Kern setzt auf Bild vom coolen Kanzler

Selfie mit Kanzler Christian Kern
Ist Inszenierung alles? Wie sich der Regierungschef medial neu erfinden und dabei seine Inhalte transportieren will.

Das Format müsste Kanzler Christian Kern behagen: Im 55-minütigen ORF-Sommergespräch ist Zeit für mehr als ein paar "Soundbites", man kann sich und die Welt ausführlich erklären und wird nicht auf den "Einzeiler" reduziert. Nicht zuletzt stellt sich Kern allein den mehr oder weniger kalkulierbaren Fragen von Moderatorin Susanne Schnabl und muss sich die Show nicht mit ÖVP-Chef Reinhold Mitterlehner teilen.

Das soll hartnäckigen Gerüchten zufolge mit ein Grund dafür gewesen sein, dass Kern das allwöchentliche Pressefoyer nach dem Ministerrat abgeschafft hat.

Medientrainer Gerald Gross sieht das jedenfalls so: "Kern hat erkannt, er kann da nichts gewinnen. Ohne genügend Inhalte für einen Auftritt nach jeder Regierungssitzung verliert man bloß Woche für Woche an Glanz." Das will der 50-Jährige, der auf Facebook, Instagram & Co so präsent wie in der realen Welt ist, verhindern. Gross: "Kern hat gelernt: Gusenbauer war gescheit, Faymann fotogen, Kern versucht beides zu vereinen."

Kern, der Medienkanzler?

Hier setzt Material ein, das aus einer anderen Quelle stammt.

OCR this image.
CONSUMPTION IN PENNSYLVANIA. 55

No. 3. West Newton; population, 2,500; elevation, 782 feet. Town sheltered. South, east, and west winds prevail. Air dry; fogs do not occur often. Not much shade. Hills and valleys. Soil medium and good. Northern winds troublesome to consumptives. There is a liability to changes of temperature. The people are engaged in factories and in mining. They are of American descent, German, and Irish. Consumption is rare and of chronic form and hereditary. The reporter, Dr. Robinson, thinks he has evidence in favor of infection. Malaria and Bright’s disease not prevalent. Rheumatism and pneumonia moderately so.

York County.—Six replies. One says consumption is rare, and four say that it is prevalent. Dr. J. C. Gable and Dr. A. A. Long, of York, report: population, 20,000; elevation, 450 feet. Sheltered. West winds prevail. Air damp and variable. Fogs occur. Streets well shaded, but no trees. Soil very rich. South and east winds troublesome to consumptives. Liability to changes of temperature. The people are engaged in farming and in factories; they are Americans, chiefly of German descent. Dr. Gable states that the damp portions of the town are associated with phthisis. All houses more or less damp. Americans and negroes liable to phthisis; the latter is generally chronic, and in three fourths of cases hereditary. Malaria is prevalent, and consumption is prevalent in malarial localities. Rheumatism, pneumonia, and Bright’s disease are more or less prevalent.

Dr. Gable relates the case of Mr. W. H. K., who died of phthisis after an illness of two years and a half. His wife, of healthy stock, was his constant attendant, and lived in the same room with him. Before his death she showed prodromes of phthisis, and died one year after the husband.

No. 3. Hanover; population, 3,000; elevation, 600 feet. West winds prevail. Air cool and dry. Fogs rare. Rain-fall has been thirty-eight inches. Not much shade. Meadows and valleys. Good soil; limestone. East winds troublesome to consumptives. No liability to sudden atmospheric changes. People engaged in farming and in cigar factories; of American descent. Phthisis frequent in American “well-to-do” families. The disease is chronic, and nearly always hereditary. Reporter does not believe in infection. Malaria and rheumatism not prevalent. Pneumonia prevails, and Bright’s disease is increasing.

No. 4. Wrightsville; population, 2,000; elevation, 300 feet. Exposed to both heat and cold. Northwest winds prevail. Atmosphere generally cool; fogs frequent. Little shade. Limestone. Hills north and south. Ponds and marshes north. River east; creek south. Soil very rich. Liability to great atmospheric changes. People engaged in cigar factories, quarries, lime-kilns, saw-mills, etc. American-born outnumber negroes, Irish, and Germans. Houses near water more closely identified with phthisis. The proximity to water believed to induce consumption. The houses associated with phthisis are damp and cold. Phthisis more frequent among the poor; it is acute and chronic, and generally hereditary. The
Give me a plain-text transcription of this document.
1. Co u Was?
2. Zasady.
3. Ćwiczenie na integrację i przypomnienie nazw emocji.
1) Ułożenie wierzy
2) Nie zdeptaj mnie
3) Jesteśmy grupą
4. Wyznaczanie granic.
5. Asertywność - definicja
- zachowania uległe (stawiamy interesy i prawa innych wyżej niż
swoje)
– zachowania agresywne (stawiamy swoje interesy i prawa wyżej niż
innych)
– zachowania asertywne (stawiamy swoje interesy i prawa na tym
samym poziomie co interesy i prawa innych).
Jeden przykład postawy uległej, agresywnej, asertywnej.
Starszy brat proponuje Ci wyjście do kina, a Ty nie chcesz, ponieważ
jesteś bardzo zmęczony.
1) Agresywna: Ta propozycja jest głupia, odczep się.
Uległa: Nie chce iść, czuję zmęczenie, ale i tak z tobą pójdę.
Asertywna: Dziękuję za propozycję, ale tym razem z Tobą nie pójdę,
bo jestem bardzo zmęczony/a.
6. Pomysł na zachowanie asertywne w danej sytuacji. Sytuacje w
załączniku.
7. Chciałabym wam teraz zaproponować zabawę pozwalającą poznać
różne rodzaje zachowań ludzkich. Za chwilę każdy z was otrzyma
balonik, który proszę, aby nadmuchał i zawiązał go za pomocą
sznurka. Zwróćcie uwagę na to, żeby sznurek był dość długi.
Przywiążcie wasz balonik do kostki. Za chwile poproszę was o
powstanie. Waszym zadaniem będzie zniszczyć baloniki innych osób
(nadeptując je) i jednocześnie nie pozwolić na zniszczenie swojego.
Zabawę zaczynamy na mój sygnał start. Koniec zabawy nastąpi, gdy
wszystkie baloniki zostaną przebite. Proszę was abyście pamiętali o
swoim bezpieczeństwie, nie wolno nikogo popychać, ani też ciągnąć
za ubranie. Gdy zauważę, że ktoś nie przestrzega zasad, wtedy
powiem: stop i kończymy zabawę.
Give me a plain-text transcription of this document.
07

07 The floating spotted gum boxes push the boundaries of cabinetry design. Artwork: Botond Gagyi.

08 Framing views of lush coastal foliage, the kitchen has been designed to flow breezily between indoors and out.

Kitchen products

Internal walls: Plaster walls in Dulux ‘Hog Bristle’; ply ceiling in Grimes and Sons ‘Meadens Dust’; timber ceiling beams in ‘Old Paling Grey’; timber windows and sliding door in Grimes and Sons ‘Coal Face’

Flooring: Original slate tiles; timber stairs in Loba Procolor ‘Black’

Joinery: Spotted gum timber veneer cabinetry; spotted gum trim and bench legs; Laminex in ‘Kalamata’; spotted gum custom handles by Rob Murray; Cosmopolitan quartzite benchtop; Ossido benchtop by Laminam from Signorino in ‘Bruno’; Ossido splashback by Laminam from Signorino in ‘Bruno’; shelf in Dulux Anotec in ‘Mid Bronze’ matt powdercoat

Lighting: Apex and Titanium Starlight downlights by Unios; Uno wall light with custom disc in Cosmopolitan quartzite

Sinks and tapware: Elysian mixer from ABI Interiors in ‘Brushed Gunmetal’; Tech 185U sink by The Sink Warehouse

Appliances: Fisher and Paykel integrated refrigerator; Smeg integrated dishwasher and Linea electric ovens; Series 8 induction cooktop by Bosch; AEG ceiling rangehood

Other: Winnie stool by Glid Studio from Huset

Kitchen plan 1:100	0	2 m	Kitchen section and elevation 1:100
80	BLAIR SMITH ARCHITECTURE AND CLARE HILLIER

Kern, ein regelrechter Inszenierungskanzler?

Kampagnenprofi Stefan Sengl sagt: "Politik bewegt sich im Spannungsverhältnis zwischen Inhalt und Verpackung. Das ist heute nicht mehr zu trennen. Kern, der selbst seine Karriere als Journalist begonnen hat, ist ein Kommunikationsprofi und sehr bildbewusst. Das wirkt auf viele Leute cool."

Was zieht beim Publikum mehr?

Die Schlüsselfrage bleibt: Was zieht beim Publikum mehr? Die präzise Erläuterung einer wichtigen Gesetzesnovelle oder das stylische Fußball-Foto, tausendfach geteilt im Internet?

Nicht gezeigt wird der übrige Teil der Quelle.